Ouamrane racontait avec fierté ce qui avait été décidé et ce qui avait été fait par les initiateurs du 1er novembre, alors qu’Abane, atterré, frappé par le niveau d’impréparation, répondait par la formule « essaaka el-moumnine » (interjection marquant la surprise et le choc).
Le livre de Mabrouk Belhocine, Le Courrier Alger – Le Caire, offre une mine d’informations sur les divergences qui ont marqué cette période.
Notamment entre une direction « historique » du FLN-ALN, qui s’installe progressivement à l’extérieur, et celle de l’intérieur, plus impliquée dans l’organisation du congrès de la Soummam.
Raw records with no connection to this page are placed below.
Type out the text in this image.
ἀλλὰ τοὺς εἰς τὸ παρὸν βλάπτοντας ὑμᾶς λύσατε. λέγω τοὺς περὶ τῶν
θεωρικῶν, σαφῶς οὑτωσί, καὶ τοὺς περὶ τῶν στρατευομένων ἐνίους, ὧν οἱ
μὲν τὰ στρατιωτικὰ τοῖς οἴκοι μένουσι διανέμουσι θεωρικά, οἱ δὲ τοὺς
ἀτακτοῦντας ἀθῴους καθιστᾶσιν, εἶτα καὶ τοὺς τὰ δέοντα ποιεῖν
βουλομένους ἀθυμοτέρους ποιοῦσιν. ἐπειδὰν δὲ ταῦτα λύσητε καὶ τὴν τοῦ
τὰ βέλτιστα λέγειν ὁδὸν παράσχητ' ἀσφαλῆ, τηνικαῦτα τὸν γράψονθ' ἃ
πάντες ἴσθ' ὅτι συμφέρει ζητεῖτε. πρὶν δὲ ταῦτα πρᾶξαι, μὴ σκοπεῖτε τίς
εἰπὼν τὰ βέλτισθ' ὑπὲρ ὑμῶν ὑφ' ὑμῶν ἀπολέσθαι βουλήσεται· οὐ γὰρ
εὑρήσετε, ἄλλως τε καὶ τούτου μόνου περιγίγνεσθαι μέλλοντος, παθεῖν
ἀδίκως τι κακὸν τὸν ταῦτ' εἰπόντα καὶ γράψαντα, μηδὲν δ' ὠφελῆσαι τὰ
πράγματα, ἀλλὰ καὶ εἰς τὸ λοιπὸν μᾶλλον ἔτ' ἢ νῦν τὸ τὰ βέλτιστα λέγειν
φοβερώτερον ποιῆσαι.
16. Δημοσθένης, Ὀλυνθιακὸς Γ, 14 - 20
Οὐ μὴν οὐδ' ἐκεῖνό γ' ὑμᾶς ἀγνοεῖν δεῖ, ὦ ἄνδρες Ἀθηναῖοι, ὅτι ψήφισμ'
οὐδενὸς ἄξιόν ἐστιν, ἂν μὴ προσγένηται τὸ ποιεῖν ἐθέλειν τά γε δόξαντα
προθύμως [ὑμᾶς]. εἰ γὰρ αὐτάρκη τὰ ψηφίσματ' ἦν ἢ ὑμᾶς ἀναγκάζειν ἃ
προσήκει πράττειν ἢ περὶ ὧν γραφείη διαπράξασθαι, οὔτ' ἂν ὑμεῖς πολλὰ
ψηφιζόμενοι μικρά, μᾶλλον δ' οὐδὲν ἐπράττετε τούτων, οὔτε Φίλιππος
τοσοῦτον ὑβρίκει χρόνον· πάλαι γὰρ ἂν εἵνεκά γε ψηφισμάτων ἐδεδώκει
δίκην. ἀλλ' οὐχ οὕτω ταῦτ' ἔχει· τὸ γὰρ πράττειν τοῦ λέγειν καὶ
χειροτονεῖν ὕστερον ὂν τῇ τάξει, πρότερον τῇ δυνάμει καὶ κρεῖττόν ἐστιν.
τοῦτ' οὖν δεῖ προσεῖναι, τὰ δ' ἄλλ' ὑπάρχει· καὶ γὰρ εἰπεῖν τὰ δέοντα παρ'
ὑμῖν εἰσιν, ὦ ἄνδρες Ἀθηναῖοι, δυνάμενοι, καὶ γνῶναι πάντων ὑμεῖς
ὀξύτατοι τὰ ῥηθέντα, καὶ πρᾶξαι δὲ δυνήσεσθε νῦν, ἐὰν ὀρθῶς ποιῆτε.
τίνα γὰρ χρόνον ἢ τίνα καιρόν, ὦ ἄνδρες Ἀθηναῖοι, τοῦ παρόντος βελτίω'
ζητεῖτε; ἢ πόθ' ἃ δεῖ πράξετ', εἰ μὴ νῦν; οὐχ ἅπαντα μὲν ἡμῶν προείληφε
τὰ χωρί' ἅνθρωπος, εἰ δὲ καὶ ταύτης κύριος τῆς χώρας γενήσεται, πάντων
Différends politiques et idéologiques, rivalités personnelles, inimitiés, ambitions, alliances de circonstance vont alimenter un faisceau de conflits dont les conséquences sont encore perceptibles plus de 60 ans plus tard.
Théorie et conditions de lutte
Mais au final, rien ne peut occulter cette évidence : le congrès de la Soummam a complété la Déclaration du 1er novembre en dotant la lutte armée d’institutions, de structures, d’une organisation et d’une base politique inégalées. Y compris en édictant des préceptes irréalisables, ou inadaptés. Et sans rien enlever au mérité de ces géants qui ont pensé et réalisé la libération du pays.
L’évolution de la situation allait montrer la difficulté de s’en tenir à des principes théoriques face à une réalité aussi dure que l’était la guerre de libération
Le concept même de « primauté » fait partie de ces idées inadaptées.
Évoquer, par exemple, la primauté de l’intérieur sur l’extérieur, c’est admettre, implicitement, qu’il y a deux champs de bataille, l’un à l’intérieur, l’autre à l’extérieur.
Ce qui est erroné. La lutte est une, elle s’exerce par différents moyens, politique, militaire, diplomatique, médiatique, sur différents lieux, en fonction des besoins et des possibilités offertes.
De même, la primauté de l’intérieur sur l’extérieur, dans un contexte de suspicion, peut prêter à équivoque.
L’interprétation s’est imposée d’elle-même : les dirigeants de la révolution se trouvant à l’intérieur étaient accusés de vouloir imposer leur pouvoir au sein des instances de la révolution.
Un sommet de la réflexion politique
Du reste, l’évolution de la situation allait montrer rapidement la difficulté de s’en tenir à des principes théoriques face à une réalité aussi dure que l’était la guerre de libération : les hommes qui ont adopté ces résolutions sont, soit tombés au champ d’honneur, soit contraints à quitter le territoire national.
Les conditions de la lutte ne permettaient visiblement pas le maintien de la direction de la révolution en territoire algérien.
Mais cela constitue un aspect mineur de l’histoire du pays. Les résolutions du congrès de la Soummam constituent un sommet de la réflexion politique.
Dans les conditions de guerre de cette époque, cela relève d’un incroyable exploit.
Malgré les erreurs et la répression coloniale féroce, l’objectif fixé a été atteint
Particulièrement dans un pays peu habitué à construire des solutions élaborées, complexes, peu habitué aussi à négocier, à rassembler, un pays où on est enclin à l’affrontement et au règlement des conflits par la force brutale.
La Déclaration du 1er novembre a réalisé un consensus national par sa simplicité. Elle a fixé des objectifs accessibles à tous.
Le congrès de la Soummam a instauré une dynamique politique et organisationnelle impossible à contenir.
Et malgré les erreurs et la répression coloniale féroce, l’objectif fixé a été atteint. Grâce, entre autres, aux hommes de la Soummam.